Dönemin Cumhurbaşkanı Abdullah Gül'ün daveti üzerine Arnavutluk ve Kazakistan'a gittiklerini anlatan Vural, "O zaman yanımızda Bakan Zafer Çağlayan da vardı. Biz sülale olarak eğitim için gönül verdik. Böyle bir örgütü lanetliyorum. Nalet olsun. Dini duygularımızı kullanmışlardır. Benim 2 okuluma şehitlerin adı verildi. Bu yüzden sevinçliyim. FETÖ'den ceza alacağıma idamımı istiyorum" diyerek en ağır adli kontrol şartıyla tahliyesini talep etti.
Mahkeme heyeti, tutuklu sanıkların tutukluluk halinin devamına, yakalamalı sanıklar Fetullah Gülen, Kemal Elibal, Cemal Soncu, Ömer Ekinci'nin yakalama kararlarının devamına kararlaştırıp, duruşmayı gelmeyen tanıklardan AK Parti eski Adana İl Başkanı Abdullah Doğru'nun dinlenmesi için 6 Ocak 2017'ye erteledi.
Fetullah Gülen için ağırlaştırılmış müebbet isteniyor
13 Ocak'ta yapılan operasyon sonucunda haklarında dava açılan 17 sanıktan Fetullah Gülen'in "anayasal düzeni ortadan kaldırmaya teşebbüsten" ağırlaştırılmış müebbet, eski Adana Büyükşehir Belediye Başkan Vekili Zihni Aldırmaz'ın da "terör örgütüne üye olmak, kamu görevlisinin resmi belgede sahteciliği, Terörizmin Finansmanının Önlenmesi Hakkındaki Kanun'a muhalefet, nitelikli dolandırıcılık" suçlarından 35 yıla kadar hapisle cezalandırılması isteniyor. Diğer sanıklar için de 5 yıldan 27 yıla kadar hapis cezası talep ediliyor.

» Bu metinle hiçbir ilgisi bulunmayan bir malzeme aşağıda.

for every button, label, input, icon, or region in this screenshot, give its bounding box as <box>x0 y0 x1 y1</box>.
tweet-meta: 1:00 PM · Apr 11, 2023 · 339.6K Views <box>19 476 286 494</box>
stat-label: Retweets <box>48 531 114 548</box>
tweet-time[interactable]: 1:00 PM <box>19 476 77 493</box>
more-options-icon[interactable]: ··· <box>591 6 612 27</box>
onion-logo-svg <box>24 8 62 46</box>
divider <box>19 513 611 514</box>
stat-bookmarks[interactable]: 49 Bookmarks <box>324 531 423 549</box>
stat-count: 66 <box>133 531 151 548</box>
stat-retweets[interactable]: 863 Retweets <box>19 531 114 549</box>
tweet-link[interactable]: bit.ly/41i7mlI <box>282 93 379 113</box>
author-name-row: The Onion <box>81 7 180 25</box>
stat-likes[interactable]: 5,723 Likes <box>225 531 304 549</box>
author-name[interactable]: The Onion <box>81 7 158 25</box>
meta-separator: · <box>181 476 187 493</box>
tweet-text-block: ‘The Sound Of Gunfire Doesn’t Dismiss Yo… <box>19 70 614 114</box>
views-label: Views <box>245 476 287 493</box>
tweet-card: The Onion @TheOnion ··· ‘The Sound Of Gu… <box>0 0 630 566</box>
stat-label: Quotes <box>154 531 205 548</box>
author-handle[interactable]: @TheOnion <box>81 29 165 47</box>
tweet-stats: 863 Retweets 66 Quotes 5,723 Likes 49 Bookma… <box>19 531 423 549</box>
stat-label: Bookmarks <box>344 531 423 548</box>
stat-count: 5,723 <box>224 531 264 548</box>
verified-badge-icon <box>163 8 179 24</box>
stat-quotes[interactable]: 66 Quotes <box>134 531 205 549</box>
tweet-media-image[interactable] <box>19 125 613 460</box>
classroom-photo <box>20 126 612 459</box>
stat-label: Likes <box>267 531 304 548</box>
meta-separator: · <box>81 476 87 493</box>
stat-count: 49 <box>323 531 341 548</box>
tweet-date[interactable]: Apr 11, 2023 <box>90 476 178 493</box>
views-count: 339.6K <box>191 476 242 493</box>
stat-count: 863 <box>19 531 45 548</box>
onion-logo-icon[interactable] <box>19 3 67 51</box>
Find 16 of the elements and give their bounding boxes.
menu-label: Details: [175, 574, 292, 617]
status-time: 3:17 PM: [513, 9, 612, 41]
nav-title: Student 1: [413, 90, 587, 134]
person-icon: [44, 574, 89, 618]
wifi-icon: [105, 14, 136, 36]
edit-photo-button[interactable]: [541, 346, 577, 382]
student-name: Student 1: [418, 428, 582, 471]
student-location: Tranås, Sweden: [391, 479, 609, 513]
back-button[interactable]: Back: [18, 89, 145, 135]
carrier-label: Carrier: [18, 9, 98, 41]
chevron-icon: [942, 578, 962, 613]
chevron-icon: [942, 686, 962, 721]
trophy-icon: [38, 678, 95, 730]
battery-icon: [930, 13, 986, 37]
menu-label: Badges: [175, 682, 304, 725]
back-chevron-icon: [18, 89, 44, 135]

İddianamede, vasfı üniversite alanı olan arazinin konut alanına çevrilerek, terör örgütü ile mensuplarına yüksek meblağlarda finansman sağlandığı, hiçbir faaliyette bulunulmamasına rağmen çeşitli ülkelere gidildiği ve masrafların belediyeye ödetildiğine yer verilmişti.